Adele C. Viguera, M.D., M.P.H., D. Jeffrey Newport, M.D., James Ritchie, Ph.D., Zachary Stowe, M.D., Theodore Whitfield, Sc.D., Juliana Mogielnicki, B.A., Ross J. Baldessarini, M.D., Amanda Zurick, B.A. and Lee S. Cohen, M.D.
Am J Psychiatry 164:342-345, February 2007
OBJECTIVE: Current practice guidelines discourage use of lithium during breast-feeding, despite limited data.
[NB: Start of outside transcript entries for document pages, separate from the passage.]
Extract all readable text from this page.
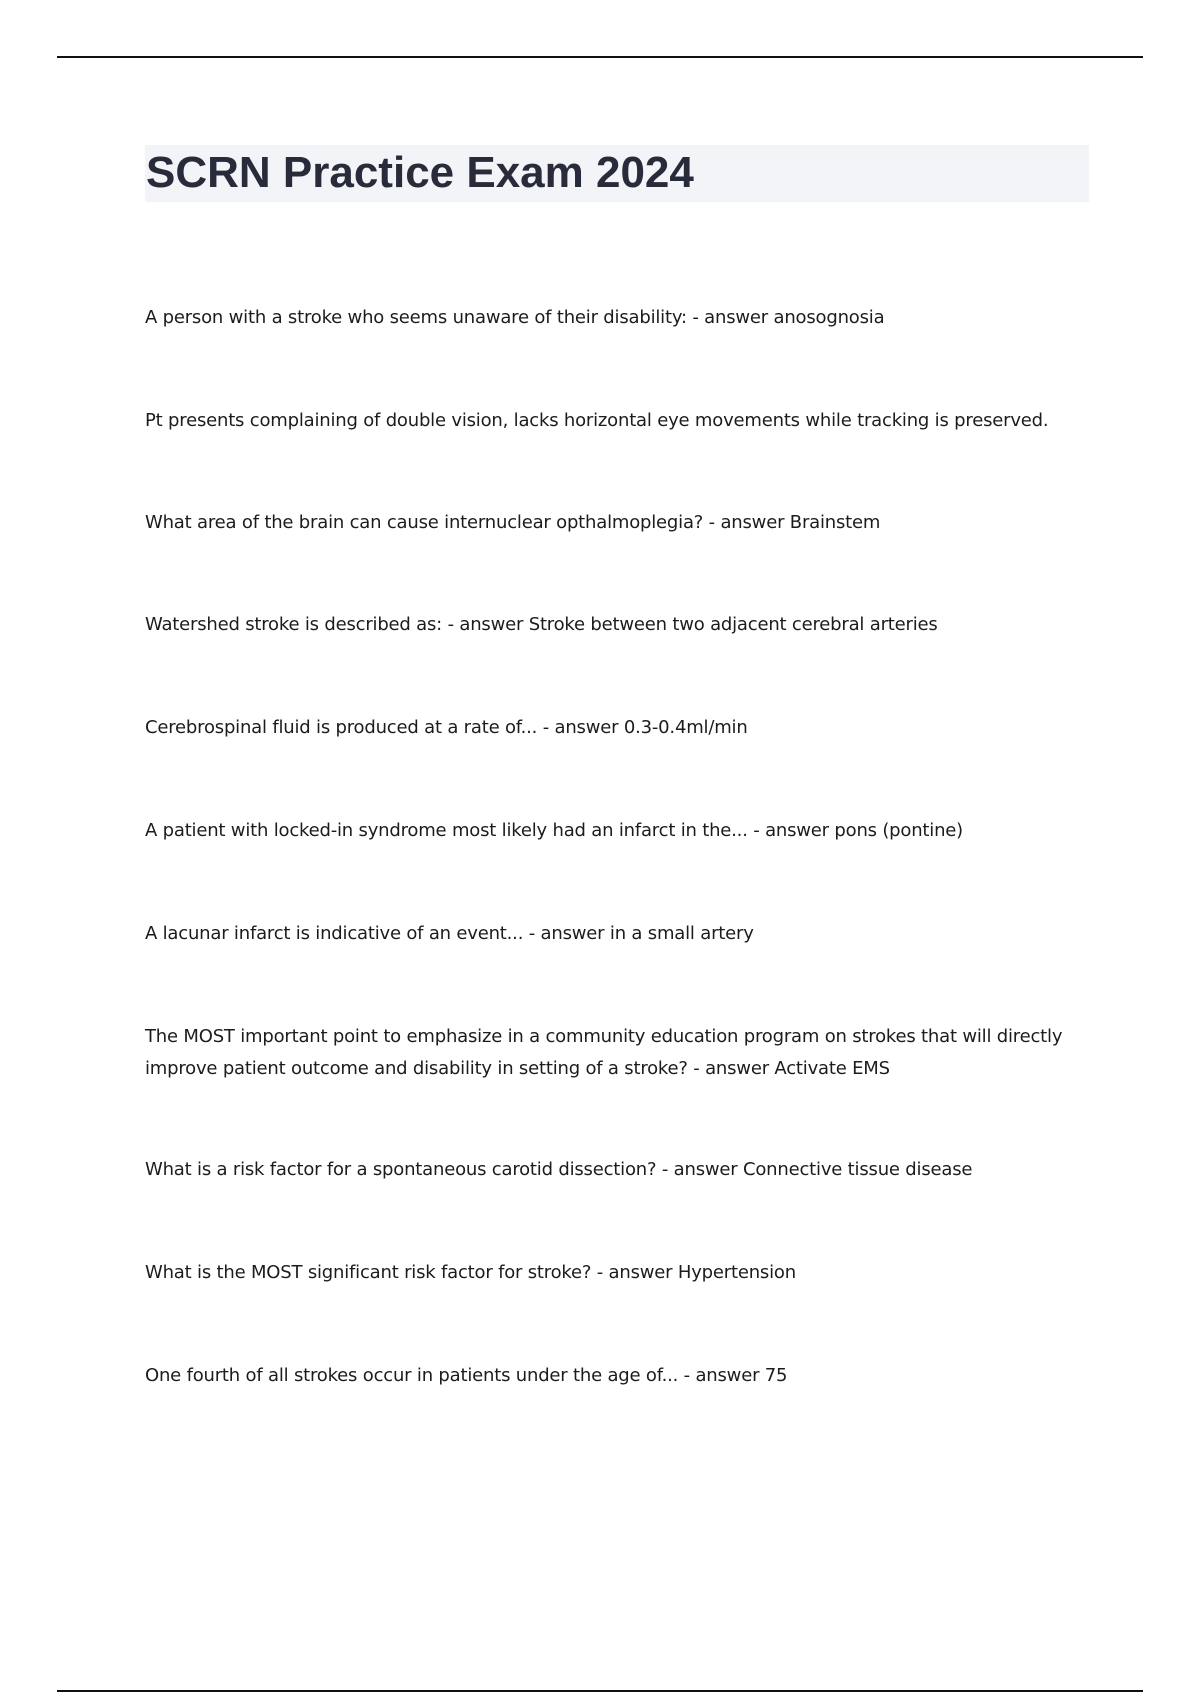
SCRN Practice Exam 2024

A person with a stroke who seems unaware of their disability: - answer anosognosia

Pt presents complaining of double vision, lacks horizontal eye movements while tracking is preserved.

What area of the brain can cause internuclear opthalmoplegia? - answer Brainstem

Watershed stroke is described as: - answer Stroke between two adjacent cerebral arteries

Cerebrospinal fluid is produced at a rate of... - answer 0.3-0.4ml/min

A patient with locked-in syndrome most likely had an infarct in the... - answer pons (pontine)

A lacunar infarct is indicative of an event... - answer in a small artery

The MOST important point to emphasize in a community education program on strokes that will directly improve patient outcome and disability in setting of a stroke? - answer Activate EMS

What is a risk factor for a spontaneous carotid dissection? - answer Connective tissue disease

What is the MOST significant risk factor for stroke? - answer Hypertension

One fourth of all strokes occur in patients under the age of... - answer 75
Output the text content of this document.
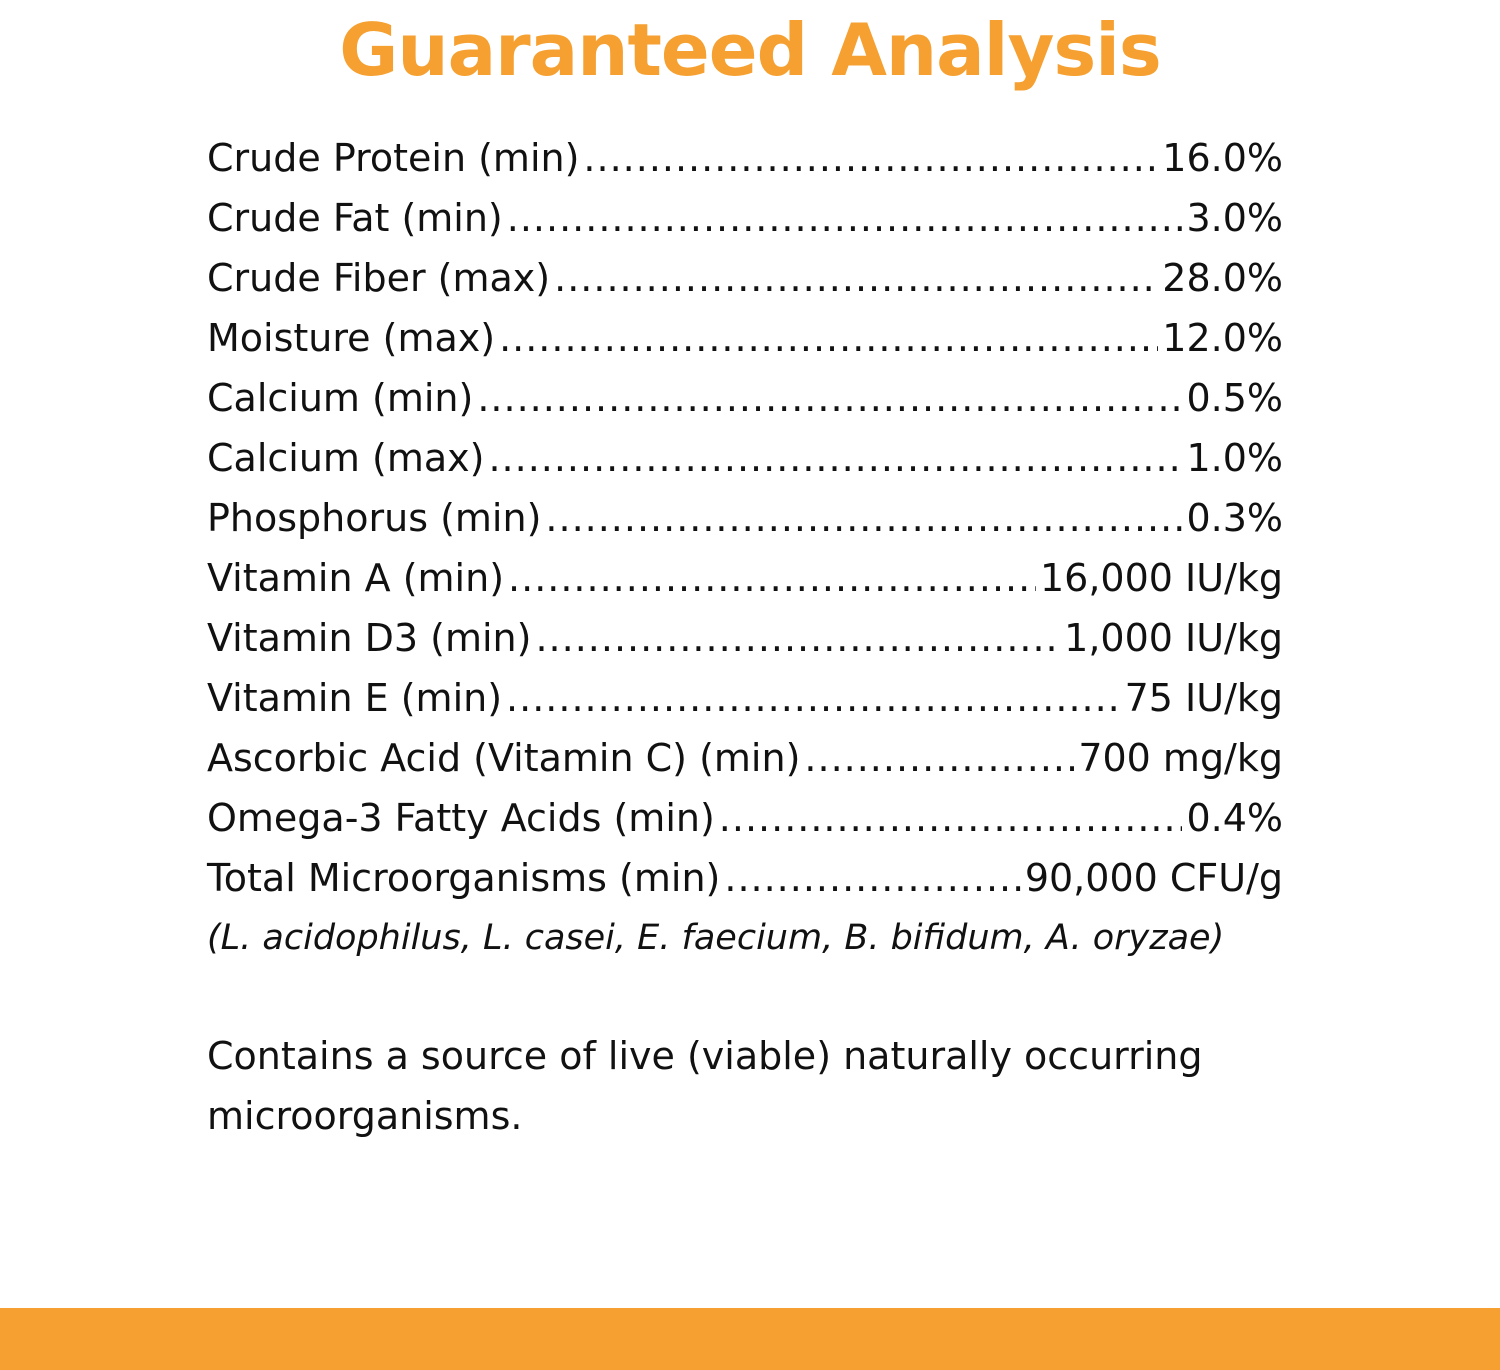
Guaranteed Analysis
Crude Protein (min) .....	16.0%
Crude Fat (min) .....	3.0%
Crude Fiber (max) .....	28.0%
Moisture (max) .....	12.0%
Calcium (min) .....	0.5%
Calcium (max) .....	1.0%
Phosphorus (min) .....	0.3%
Vitamin A (min) .....	16,000 IU/kg
Vitamin D3 (min) .....	1,000 IU/kg
Vitamin E (min) .....	75 IU/kg
Ascorbic Acid (Vitamin C) (min) .....	700 mg/kg
Omega-3 Fatty Acids (min) .....	0.4%
Total Microorganisms (min) .....	90,000 CFU/g
(L. acidophilus, L. casei, E. faecium, B. bifidum, A. oryzae)
Contains a source of live (viable) naturally occurring microorganisms.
This study aimed to quantify lithium exposure in nursing infants.
METHOD: In 10 mother-infant pairs, the authors obtained assays of lithium in maternal serum, breast milk, and infant serum and indices of infant renal and thyroid function.
RESULTS: Maternal serum, breast milk, and infant serum daily trough concentrations of lithium averaged 0.76, 0.35, and 0.16 meq/liter, respectively, each lithium level lower than the preceding level by approximately one-half. No serious adverse events were observed, and elevations of thyroid-stimulating hormone, blood urea nitrogen, and creatinine were few, minor, and transient.
CONCLUSIONS: Serum lithium levels in nursing infants were low and well tolerated. No significant adverse clinical or behavioral effects in the infants were noted. These findings encourage reassessment of recommendations against lithium during breast-feeding and underscore the importance of close clinical monitoring of nursing infants.